Bankfilialen und Polizeiautos beschädigt: Zusammenstöße bei Anti-Kriegs-Protesten
- Athen: Beamte setzten Tränengas bei Demo ein
- Zwei Demonstranten, ein Polizist. 30 Festnahmen

Am Rande einer Demonstration von Globalisierungsgegnern ist es in Athen zu schweren Zusammenstößen mit der Polizei gekommen. Dabei wurden zwei Demonstranten und ein Polizist verletzt. 30 Personen wurden festgenommen. Während der Protestmarsch von 30.000 Teilnehmern des Europäischen Sozialforums friedlich blieb, griffen etwa 200 Anarchisten Banken, Geschäfte und Polizeifahrzeuge mit Steinen und Brandsätzen an.

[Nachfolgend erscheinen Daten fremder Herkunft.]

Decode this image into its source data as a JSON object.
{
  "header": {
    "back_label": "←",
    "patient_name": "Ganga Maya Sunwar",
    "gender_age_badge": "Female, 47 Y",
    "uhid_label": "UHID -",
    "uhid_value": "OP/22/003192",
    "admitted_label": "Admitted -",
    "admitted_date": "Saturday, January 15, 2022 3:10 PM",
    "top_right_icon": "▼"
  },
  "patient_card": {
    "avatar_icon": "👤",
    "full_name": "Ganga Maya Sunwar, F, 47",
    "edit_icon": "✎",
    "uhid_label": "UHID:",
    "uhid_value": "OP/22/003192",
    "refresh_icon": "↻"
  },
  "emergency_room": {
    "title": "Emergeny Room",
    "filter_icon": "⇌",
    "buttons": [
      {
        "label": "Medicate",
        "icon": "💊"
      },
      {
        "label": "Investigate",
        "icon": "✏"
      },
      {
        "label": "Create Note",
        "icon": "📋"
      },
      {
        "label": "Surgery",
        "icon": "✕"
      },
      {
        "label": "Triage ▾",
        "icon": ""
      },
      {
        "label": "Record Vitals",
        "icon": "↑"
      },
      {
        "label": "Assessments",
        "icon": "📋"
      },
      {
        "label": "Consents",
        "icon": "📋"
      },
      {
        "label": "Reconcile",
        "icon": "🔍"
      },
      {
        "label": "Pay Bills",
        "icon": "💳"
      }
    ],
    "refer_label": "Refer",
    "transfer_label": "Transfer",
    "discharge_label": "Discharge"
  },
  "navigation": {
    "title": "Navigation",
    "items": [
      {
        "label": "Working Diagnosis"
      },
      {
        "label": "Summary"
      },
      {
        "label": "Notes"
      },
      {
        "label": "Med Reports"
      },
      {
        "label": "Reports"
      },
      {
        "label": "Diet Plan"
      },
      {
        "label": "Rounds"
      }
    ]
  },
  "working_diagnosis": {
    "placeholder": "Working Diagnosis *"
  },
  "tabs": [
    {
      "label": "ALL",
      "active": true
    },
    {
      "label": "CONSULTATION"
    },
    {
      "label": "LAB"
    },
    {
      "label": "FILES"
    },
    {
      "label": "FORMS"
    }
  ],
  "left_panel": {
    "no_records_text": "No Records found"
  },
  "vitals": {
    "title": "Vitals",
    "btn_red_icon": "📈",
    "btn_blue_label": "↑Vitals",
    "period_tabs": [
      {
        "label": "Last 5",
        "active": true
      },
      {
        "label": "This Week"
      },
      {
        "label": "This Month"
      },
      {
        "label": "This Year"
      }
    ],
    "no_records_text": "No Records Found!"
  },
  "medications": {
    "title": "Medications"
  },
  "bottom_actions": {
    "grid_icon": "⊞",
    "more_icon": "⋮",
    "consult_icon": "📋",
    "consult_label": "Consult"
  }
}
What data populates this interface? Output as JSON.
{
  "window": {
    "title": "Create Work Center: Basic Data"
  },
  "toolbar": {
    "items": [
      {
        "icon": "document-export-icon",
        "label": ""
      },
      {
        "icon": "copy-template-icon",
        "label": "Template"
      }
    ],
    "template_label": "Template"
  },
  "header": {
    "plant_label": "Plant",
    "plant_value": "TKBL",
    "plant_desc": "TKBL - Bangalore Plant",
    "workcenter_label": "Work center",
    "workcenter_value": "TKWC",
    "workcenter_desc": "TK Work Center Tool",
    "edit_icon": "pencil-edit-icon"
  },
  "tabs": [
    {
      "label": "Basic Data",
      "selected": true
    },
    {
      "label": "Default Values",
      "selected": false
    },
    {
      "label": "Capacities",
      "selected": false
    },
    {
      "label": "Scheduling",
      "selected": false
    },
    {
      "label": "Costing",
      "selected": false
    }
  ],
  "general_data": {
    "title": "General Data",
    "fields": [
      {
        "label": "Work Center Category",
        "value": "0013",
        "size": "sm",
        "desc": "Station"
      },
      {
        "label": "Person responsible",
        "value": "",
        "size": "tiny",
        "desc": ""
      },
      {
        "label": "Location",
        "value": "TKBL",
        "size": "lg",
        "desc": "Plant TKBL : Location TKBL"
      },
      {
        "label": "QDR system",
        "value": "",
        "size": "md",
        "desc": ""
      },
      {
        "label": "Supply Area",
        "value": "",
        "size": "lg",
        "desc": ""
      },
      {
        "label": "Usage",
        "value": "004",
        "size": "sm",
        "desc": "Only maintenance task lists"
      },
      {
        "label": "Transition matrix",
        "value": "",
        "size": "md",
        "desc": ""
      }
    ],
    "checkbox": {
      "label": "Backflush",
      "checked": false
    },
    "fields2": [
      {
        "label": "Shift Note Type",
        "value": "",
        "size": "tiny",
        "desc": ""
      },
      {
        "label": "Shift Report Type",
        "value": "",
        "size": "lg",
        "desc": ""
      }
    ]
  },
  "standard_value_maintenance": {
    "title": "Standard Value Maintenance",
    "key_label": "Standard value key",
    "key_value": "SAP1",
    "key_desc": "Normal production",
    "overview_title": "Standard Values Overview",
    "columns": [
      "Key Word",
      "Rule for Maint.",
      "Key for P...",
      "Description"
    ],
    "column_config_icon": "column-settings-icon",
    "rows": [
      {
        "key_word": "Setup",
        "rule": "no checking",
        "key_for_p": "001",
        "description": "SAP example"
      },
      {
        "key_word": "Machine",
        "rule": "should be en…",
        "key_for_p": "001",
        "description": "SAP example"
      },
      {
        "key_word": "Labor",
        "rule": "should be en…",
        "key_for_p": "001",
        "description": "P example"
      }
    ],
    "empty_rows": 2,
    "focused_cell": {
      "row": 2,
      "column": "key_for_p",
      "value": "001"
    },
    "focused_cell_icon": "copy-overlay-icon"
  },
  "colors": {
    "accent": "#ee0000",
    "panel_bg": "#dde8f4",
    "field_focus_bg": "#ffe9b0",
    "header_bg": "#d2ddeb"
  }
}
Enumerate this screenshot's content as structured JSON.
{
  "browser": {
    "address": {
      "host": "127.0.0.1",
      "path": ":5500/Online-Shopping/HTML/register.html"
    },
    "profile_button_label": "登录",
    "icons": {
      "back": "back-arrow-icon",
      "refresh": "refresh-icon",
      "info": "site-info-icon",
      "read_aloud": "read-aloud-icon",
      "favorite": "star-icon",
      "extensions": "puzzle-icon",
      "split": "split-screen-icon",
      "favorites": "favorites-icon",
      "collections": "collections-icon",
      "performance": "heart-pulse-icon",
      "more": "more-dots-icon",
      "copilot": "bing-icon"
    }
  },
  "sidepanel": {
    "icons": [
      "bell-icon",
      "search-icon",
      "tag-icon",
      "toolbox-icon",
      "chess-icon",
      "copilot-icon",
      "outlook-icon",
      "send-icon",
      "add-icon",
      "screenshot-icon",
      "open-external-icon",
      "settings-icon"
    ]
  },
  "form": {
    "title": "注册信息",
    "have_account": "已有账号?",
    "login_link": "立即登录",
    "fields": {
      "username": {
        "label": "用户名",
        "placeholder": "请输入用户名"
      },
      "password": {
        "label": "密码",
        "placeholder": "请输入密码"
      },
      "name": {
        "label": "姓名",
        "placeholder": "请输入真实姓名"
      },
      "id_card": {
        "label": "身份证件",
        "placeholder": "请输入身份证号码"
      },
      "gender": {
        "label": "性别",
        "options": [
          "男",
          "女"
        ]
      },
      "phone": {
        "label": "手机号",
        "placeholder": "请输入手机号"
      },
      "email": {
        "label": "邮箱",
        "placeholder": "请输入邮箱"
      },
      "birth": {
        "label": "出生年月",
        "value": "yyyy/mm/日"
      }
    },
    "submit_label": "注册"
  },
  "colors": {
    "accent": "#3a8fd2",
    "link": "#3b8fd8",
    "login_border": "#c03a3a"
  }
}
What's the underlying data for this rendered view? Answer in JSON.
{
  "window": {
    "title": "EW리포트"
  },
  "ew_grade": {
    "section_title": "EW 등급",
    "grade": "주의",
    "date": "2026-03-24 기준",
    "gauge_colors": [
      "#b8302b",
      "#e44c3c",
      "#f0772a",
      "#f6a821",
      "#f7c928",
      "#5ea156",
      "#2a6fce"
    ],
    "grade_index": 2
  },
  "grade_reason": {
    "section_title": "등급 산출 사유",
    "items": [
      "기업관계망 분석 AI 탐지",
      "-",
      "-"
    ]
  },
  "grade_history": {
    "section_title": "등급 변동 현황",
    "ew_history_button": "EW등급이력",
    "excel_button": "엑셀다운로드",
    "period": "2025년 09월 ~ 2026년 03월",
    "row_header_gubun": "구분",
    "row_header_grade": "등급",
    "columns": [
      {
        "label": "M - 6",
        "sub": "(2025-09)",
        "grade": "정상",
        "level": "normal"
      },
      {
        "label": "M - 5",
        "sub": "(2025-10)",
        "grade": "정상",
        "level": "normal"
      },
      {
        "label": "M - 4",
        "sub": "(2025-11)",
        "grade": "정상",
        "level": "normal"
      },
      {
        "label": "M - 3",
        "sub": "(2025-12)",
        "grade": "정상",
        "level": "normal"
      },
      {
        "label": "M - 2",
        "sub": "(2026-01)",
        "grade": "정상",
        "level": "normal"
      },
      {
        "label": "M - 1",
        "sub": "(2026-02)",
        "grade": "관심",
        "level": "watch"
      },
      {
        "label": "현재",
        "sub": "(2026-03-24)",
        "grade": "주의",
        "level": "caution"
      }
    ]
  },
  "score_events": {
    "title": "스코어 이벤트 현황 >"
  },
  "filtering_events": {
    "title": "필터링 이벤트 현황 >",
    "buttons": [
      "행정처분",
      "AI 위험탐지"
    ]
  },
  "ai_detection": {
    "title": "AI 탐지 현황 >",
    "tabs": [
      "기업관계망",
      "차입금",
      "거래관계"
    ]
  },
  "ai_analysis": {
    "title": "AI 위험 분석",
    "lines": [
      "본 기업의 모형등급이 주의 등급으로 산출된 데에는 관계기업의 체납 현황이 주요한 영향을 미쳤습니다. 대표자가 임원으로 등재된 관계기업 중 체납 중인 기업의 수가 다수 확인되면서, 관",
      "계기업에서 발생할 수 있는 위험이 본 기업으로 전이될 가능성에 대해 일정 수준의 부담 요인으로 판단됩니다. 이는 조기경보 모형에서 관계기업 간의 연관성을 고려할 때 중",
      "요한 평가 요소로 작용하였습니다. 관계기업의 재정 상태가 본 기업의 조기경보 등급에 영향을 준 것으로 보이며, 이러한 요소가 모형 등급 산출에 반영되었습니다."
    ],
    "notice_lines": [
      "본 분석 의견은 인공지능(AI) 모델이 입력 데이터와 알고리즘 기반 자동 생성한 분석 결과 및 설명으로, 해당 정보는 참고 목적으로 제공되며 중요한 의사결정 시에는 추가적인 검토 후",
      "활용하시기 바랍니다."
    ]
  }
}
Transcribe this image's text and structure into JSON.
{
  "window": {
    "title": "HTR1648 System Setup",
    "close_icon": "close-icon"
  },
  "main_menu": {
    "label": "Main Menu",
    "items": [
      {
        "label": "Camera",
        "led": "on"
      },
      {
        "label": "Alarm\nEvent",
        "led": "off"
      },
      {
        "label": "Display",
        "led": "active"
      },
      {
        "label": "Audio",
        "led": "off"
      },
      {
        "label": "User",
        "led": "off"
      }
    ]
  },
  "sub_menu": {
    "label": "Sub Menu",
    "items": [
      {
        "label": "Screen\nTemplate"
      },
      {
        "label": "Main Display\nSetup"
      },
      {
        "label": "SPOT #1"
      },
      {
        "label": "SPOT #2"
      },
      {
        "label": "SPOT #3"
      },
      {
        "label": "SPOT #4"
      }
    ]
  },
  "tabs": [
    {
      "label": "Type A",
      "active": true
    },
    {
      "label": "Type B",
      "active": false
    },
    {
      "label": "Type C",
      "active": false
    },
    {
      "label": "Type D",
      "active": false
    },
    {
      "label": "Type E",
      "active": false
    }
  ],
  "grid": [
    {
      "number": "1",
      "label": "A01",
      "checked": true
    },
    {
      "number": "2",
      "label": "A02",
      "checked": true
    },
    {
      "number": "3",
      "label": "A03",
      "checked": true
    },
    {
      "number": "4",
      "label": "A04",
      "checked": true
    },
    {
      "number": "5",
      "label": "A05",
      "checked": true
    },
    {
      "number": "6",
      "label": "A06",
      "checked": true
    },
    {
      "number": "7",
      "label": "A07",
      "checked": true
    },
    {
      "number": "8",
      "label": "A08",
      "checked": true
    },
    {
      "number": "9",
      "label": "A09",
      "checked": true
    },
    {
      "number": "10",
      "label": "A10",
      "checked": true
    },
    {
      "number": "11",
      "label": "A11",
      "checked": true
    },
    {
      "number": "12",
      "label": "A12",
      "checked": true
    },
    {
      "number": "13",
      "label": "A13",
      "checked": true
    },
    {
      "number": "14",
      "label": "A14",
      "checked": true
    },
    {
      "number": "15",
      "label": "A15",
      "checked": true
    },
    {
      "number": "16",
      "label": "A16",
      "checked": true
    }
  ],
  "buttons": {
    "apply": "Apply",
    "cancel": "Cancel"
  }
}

Die Beamten setzten Tränengas gegen rund 200 Demonstranten ein, die während einer Protestaktion Bankfilialen und Polizeifahrzeuge beschädigten. Bereits am Freitag war es zu Zusammenstößen zwischen einer Gruppe von 30 Teilnehmern des Sozialforums und der Polizei gekommen.
Die Demonstration richtete sich vor allem gegen den Irak-Krieg und gegen eine Eskalation im Iran-Konflikt. "Wir wollen Jobs, keine Bomben", hieß es auf Transparenten. Der Zug stoppte auch vor der britischen und der amerikanischen Botschaft, wo Plakate mit dem Foto von US-Präsident George W. Bush und der Überschrift "Terrorist Nummer eins" gezeigt wurden.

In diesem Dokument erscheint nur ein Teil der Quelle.